Посмотрите также на те великолепные иллюстрации готических поэтов эксцентричным, или, как назвал бы его Эвелин, полусумасшедшим Фюсли. Посмотрите на дикие зарисовки Блейка, другого поэта-художника, и вы убедитесь, что они были провидцами призраков. Близкий друг Блейка, сам читатель звезд, рассказал мне самые странные истории о его видениях. В одной из своих грез он стал свидетелем всей церемонии похорон феи, которую он населил плакальщиками и немыми и описал с высокой поэтической красотой. Он был занят в одном из этих настроений рисованием короля Эдуарда I, который позировал ему для своего портрета. Пока они беседовали, Уоллес внезапно представился на поле, и этим невежливым вторжением испортил занятия художника на тот день.

Эв. Самое несчастное сравнение, Астрофель. Разница между Шекспиром и Блейком антиподальна. Блейк был визионером и считал свои фантазии реальными — он был сумасшедшим. Шекспир был философом и знал, что вся его фантазия — лишь воображение, какими бы реальными ни были факты, из которых он их создавал. Бен Джонсон сказал Драммонду, что он лежал без сна целую ночь, глядя в немом восхищении на свой большой палец ноги; вокруг которого в миниатюре появлялись жители Рима, и Карфагена, и Татарии, и Турции; но он также осознавал иллюзию.
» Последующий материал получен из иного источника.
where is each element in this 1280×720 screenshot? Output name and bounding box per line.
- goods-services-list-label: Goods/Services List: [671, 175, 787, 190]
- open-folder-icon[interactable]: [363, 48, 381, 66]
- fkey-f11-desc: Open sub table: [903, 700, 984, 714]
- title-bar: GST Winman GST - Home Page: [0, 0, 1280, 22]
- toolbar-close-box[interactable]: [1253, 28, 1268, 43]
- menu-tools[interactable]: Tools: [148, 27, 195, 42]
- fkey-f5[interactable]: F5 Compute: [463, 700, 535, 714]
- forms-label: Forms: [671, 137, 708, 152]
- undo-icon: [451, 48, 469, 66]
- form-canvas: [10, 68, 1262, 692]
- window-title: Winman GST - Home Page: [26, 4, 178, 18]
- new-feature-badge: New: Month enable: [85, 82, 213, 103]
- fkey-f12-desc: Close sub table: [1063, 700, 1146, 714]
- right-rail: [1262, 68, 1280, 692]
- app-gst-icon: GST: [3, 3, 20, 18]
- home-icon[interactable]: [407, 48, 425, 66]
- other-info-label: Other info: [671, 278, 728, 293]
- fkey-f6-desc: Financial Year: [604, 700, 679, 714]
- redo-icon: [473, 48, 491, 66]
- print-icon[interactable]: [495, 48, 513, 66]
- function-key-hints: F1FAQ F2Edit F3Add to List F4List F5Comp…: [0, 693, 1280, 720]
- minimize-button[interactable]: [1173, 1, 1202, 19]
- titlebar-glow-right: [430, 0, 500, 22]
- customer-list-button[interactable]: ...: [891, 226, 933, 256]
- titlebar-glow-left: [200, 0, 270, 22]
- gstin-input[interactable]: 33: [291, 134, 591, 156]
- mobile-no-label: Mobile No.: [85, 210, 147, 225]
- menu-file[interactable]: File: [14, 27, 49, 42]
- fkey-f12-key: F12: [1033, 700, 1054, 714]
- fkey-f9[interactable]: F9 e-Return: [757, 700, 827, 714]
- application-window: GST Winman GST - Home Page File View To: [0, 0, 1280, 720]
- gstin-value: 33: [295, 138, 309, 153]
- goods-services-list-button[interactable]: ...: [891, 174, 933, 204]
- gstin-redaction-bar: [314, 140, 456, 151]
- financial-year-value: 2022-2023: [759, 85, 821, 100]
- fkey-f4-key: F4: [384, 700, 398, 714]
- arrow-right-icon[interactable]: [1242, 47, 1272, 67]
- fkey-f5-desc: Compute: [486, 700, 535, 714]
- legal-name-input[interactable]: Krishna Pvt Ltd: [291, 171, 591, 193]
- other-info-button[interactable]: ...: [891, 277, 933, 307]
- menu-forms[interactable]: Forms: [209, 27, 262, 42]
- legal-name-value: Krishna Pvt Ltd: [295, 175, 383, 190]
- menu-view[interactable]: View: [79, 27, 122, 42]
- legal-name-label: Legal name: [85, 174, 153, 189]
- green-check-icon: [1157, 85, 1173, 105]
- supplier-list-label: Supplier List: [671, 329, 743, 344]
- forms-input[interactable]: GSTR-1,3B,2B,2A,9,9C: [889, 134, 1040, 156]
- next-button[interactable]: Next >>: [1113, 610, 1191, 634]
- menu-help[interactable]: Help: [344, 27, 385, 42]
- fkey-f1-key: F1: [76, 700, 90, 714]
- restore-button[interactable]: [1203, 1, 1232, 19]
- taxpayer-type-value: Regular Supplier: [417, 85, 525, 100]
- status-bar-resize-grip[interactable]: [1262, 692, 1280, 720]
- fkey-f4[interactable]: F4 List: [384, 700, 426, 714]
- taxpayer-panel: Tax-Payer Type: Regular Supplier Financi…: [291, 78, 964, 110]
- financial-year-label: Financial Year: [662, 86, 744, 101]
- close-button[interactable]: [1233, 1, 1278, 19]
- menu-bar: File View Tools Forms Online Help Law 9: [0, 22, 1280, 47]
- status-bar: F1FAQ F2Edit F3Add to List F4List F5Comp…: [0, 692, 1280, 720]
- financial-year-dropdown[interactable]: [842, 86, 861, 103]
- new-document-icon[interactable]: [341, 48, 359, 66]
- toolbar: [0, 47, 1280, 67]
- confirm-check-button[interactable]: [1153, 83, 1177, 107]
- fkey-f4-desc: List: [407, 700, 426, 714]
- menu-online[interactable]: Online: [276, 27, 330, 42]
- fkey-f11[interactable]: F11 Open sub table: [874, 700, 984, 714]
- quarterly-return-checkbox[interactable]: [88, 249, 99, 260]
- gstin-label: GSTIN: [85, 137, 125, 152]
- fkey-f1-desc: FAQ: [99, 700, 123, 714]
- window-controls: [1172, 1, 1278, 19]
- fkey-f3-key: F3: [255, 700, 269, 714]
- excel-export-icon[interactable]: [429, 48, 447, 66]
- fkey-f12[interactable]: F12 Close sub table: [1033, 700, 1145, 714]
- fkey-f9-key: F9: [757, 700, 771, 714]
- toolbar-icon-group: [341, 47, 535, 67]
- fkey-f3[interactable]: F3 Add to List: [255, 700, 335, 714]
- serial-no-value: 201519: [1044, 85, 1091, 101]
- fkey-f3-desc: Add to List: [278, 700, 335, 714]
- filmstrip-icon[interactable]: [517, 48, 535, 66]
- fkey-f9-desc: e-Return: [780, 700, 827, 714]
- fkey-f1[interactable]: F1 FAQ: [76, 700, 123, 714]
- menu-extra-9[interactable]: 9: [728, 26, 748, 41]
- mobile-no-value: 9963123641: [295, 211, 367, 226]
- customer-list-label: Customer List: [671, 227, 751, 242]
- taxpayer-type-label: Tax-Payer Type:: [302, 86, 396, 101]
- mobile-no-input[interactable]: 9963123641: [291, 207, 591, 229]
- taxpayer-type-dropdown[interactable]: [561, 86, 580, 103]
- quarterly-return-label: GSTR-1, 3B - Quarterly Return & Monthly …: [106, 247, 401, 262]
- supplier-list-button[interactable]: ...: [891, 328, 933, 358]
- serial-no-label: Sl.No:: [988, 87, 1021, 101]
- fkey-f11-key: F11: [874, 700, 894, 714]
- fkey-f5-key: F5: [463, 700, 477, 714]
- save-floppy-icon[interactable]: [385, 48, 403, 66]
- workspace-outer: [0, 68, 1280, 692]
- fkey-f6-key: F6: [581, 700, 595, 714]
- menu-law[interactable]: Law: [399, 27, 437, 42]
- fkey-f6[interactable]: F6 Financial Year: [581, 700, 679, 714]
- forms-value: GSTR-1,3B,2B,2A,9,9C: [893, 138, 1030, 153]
Каст. Моя самая милостивая улыбка ваша, Эвелин, за эту честь моему милому Шекспиру. Я прошу вас уделить то же самое спектральным видениям поэта, в чьей прекрасной «Аминте» каждая строка — дыхание вдохновения, дневным грезам элегантного Тассо. Слушайте.

«В Бизаччо Мансо имел возможность изучить своеобразные эффекты меланхолии Тассо; и часто спорил с ним относительно знакомого духа, с которым тот претендовал разговаривать. Мансо тщетно пытался убедить своего друга, что все это — иллюзия расстроенного воображения; но последний был настойчив в утверждении реальности того, что он заявлял; и, чтобы убедить Мансо, пожелал, чтобы тот присутствовал при одном из этих таинственных разговоров. Мансо имел любезность встретиться с ним на следующий день, и пока они были заняты беседой, внезапно он заметил, что Тассо держал свои глаза устремленными на окно и оставался в некотором роде неподвижным; он называл его по имени несколько раз, но не получил ответа. Наконец Тассо воскликнул: «Вот дружелюбный дух, который пришел поговорить со мной: посмотри, и ты убедишься в истинности всего, что я сказал». Мансо слушал его с удивлением: он посмотрел, но не увидел ничего, кроме солнечных лучей, проникающих через окно; он обвел глазами всю комнату, но не мог ничего заметить и уже собирался спросить, где находится мнимый дух, когда услышал, как Тассо говорит с большой серьезностью, иногда задавая вопросы духу, а иногда давая ответы, произнося все это в такой приятной манере и с такими возвышенными выражениями, что он слушал с восхищением и не имел ни малейшего желания прерывать его. Наконец этот необычный разговор закончился уходом духа, как это следовало из слов Тассо, который, повернувшись к Мансо, спросил его, развеялись ли его сомнения. Мансо был поражен больше, чем когда-либо; он едва знал, что думать о положении своего друга, и воздержался от дальнейшего разговора на эту тему».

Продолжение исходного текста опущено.